3:30 to 5 p.m., April 9, 2024

Where

Title

Computational Imaging for Space Surveillance and Adaptive Optics 

Abstract

The proliferation of satellites at low-Earth orbits is happening at an unprecedented pace and will demand outstanding surveillance, imaging, and communication capabilities. For instance, ubiquitous space surveillance to optically detect functioning or defunct satellites and space debris may require a terapixel-scale all-sky camera. If ever built, a terapixel camera will not be scalable in SWAP-C and bandwidth. In the first part of the talk, I will describe our developments in optoelectronic coding and the use of event-based sensors linked with neuromorphic computing to achieve scalable compressive temporal imaging solutions, which will enable ultra high-resolution, wide-field optical monitoring capabilities for space situational awareness. Nevertheless, light travelling through the atmosphere is also heavily affected by atmospheric turbulence, troubling any attempt for high resolution imaging. We can use adaptive optics, which is a technique already used in astronomy to correct for the atmospheric turbulence to deliver sharp images.

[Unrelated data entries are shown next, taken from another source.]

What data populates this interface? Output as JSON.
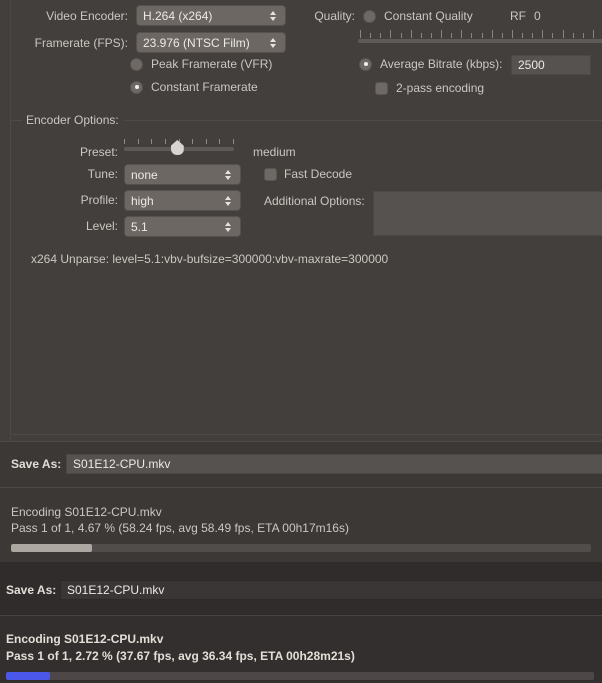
{
  "encoder": {
    "video_encoder_label": "Video Encoder:",
    "video_encoder_value": "H.264 (x264)",
    "framerate_label": "Framerate (FPS):",
    "framerate_value": "23.976 (NTSC Film)",
    "peak_framerate_label": "Peak Framerate (VFR)",
    "constant_framerate_label": "Constant Framerate",
    "framerate_mode": "constant"
  },
  "quality": {
    "quality_label": "Quality:",
    "constant_quality_label": "Constant Quality",
    "rf_label": "RF",
    "rf_value": "0",
    "avg_bitrate_label": "Average Bitrate (kbps):",
    "avg_bitrate_value": "2500",
    "two_pass_label": "2-pass encoding",
    "two_pass_checked": false,
    "rate_mode": "average_bitrate"
  },
  "encoder_options": {
    "group_label": "Encoder Options:",
    "preset_label": "Preset:",
    "preset_value": "medium",
    "preset_position_pct": 48,
    "preset_tick_count": 9,
    "tune_label": "Tune:",
    "tune_value": "none",
    "fast_decode_label": "Fast Decode",
    "fast_decode_checked": false,
    "profile_label": "Profile:",
    "profile_value": "high",
    "additional_options_label": "Additional Options:",
    "additional_options_value": "",
    "level_label": "Level:",
    "level_value": "5.1",
    "unparse_text": "x264 Unparse: level=5.1:vbv-bufsize=300000:vbv-maxrate=300000"
  },
  "save_bar_top": {
    "label": "Save As:",
    "value": "S01E12-CPU.mkv"
  },
  "status_top": {
    "line1": "Encoding S01E12-CPU.mkv",
    "line2": "Pass 1 of 1, 4.67 % (58.24 fps, avg 58.49 fps, ETA 00h17m16s)",
    "progress_pct": 4.67,
    "progress_bar_fill_pct": 14,
    "progress_color": "#aca7a1"
  },
  "save_bar_bottom": {
    "label": "Save As:",
    "value": "S01E12-CPU.mkv"
  },
  "status_bottom": {
    "line1": "Encoding S01E12-CPU.mkv",
    "line2": "Pass 1 of 1, 2.72 % (37.67 fps, avg 36.34 fps, ETA 00h28m21s)",
    "progress_pct": 2.72,
    "progress_bar_fill_pct": 7.5,
    "progress_color": "#4a57e8"
  }
}
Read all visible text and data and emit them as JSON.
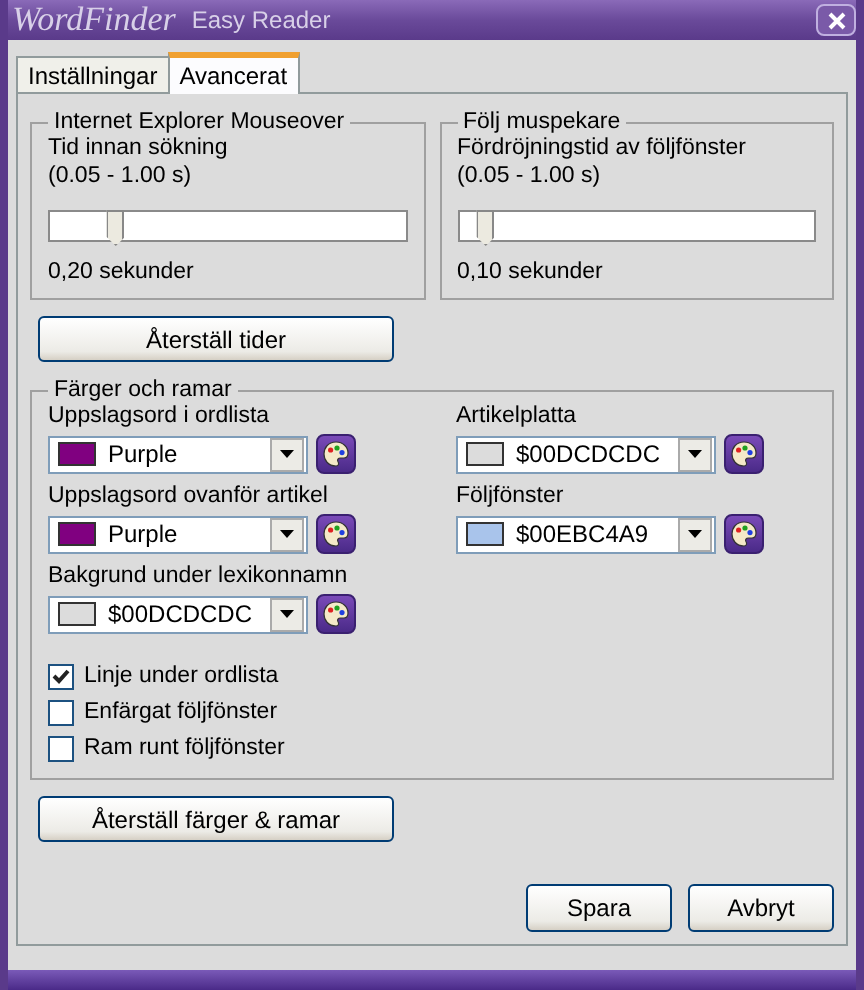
{
  "window": {
    "logo": "WordFinder",
    "title": "Easy Reader"
  },
  "tabs": [
    {
      "label": "Inställningar",
      "selected": false
    },
    {
      "label": "Avancerat",
      "selected": true
    }
  ],
  "timing_groups": [
    {
      "title": "Internet Explorer Mouseover",
      "label": "Tid innan sökning",
      "range": "(0.05 - 1.00 s)",
      "level": 0.16,
      "reading": "0,20 sekunder"
    },
    {
      "title": "Följ muspekare",
      "label": "Fördröjningstid av följfönster",
      "range": "(0.05 - 1.00 s)",
      "level": 0.05,
      "reading": "0,10 sekunder"
    }
  ],
  "reset_times_button": "Återställ tider",
  "colors_group": {
    "title": "Färger och ramar",
    "left_column": [
      {
        "label": "Uppslagsord i ordlista",
        "value": "Purple",
        "color": "#800080"
      },
      {
        "label": "Uppslagsord ovanför artikel",
        "value": "Purple",
        "color": "#800080"
      },
      {
        "label": "Bakgrund under lexikonnamn",
        "value": "$00DCDCDC",
        "color": "#dcdcdc"
      }
    ],
    "right_column": [
      {
        "label": "Artikelplatta",
        "value": "$00DCDCDC",
        "color": "#dcdcdc"
      },
      {
        "label": "Följfönster",
        "value": "$00EBC4A9",
        "color": "#a9c4eb"
      }
    ],
    "checkboxes": [
      {
        "label": "Linje under ordlista",
        "checked": true
      },
      {
        "label": "Enfärgat följfönster",
        "checked": false
      },
      {
        "label": "Ram runt följfönster",
        "checked": false
      }
    ]
  },
  "reset_colors_button": "Återställ färger & ramar",
  "buttons": [
    "Spara",
    "Avbryt"
  ]
}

Since adaptive optics relies on traditional wavefront sensing technology that also have intrinsic limitations in terms of speed, resolution, sensitivity, linearity, calibration, and cost, in the second part of the talk I will introduce our computational imaging approach for wavefront sensing that exploits deep learning. Through the training of digital and optical neural network layers using an End-to-End approach, we show how we are crafting novel AI-driven wavefront sensors that not only may enable low-cost solutions for high-speed satellite communications and enhanced satellite imaging but will certainly boost the adaptive optics performance for the next generation of extremely large telescopes. 

Bio

Esteban Vera is an associate professor at Pontificia Universidad Católica de Valparaíso (PUCV), Chile. He worked as an engineer for two of the largest optical telescope projects in the world before obtaining his PhD degree in electrical engineering from the University of Concepción (Chile) in 2010, dealing with inverse problems in imaging such as non-uniformity correction, deconvolution, and superresolution. He was a postdoctoral researcher at the University of Arizona and Duke University working in gigapixel and X-ray imaging. Since 2016, he leads the Optoelectronics Lab at PUCV developing computational imaging solutions for practical, scalable compressive temporal and spectral imaging, while promoting the machine learning revolution in adaptive optics for space and astronomical applications. He is a senior member of Optica and now is serving as an associate editor for Optics Express and the IEEE Open Journal on Signal Processing.